According to a report by Wiz – a cloud security company in America – Microsoft AI researchers accidentally leaked a staggering 38 terabytes of confidential company data on the developer site GitHub. In their recent endeavors, Microsoft recently (2020) announced its artificial intelligence (AI) powered digital assistant named “Copilot”. As this development is experiencing enhancements on a day-to-day basis, Microsoft engineers and researchers are working round the clock to make sure “Copilot” is a success as its main aims are to free up creativity, free up productivity, and sharpen user skills.
The amount of this data spill was extensive and poses a big risk not only to the company Microsoft but the users of Microsoft at large if these data ends up in the wrong hands to say the least. As per the report, the leaked files included a full backup disc of two employees’ workstations, which contained sensitive personal data along with company’s secrets, private keys, passwords, and over 30,000 internal Microsoft Teams messages. Cyber attack is the biggest fear as the leak could have even made Microsoft’s AI systems vulnerable.

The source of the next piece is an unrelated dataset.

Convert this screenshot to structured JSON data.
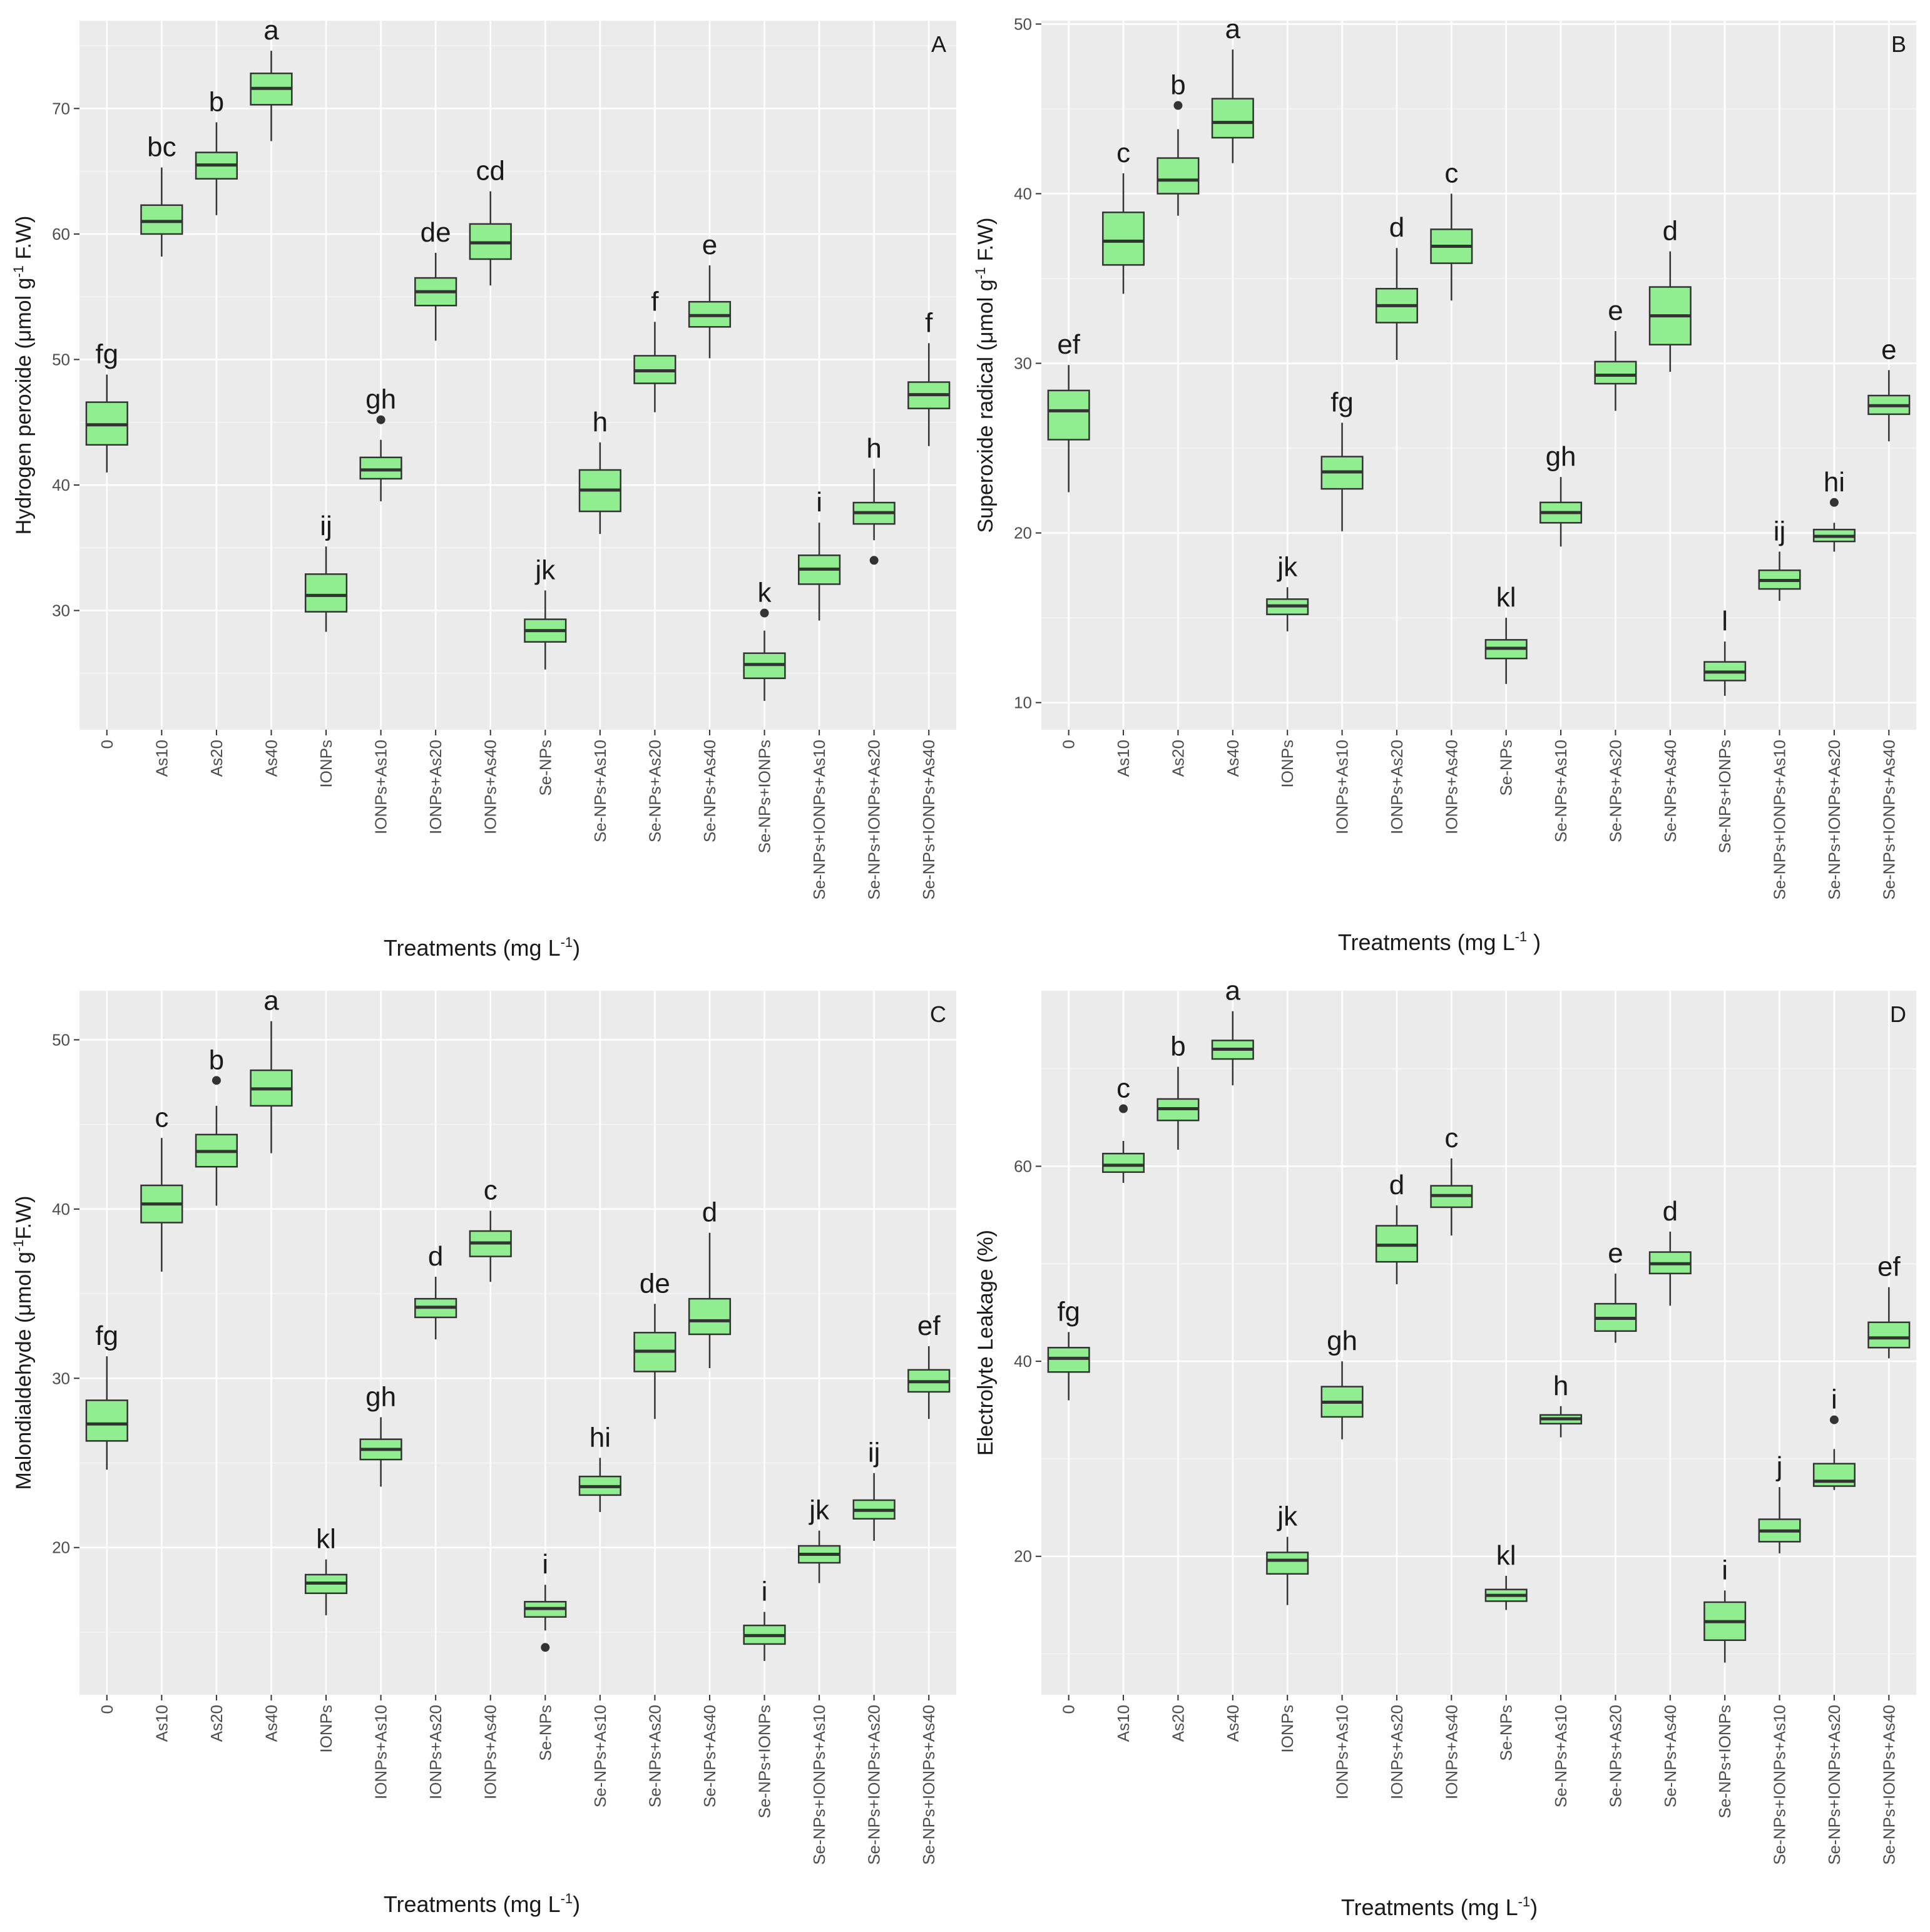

According to Wiz, the mistake was made when Microsoft AI researchers were attempting to publish a bucket of
open-source training material and AI models for image recognition to the developer platform. In the process the researchers miswrote the files’ accompanying SAS token, or the storage URL that establishes file permissions and instead of granting GitHub users access to the downloadable AI material specifically, the butchered token allowed general access to the entire storage account. The grant was not read-only permission but full control access, meaning that anyone who might have wanted to tinker with the many terabytes of data — including that of the AI training material and AI models included in the pile — would have been able to.
The report also noted that the SAS misconfiguration dates back to 2020, meaning that this sensitive material has basically been open-season for several years. Microsoft says that it’s since resolved the issue and there were no customer data was exposed in the leak.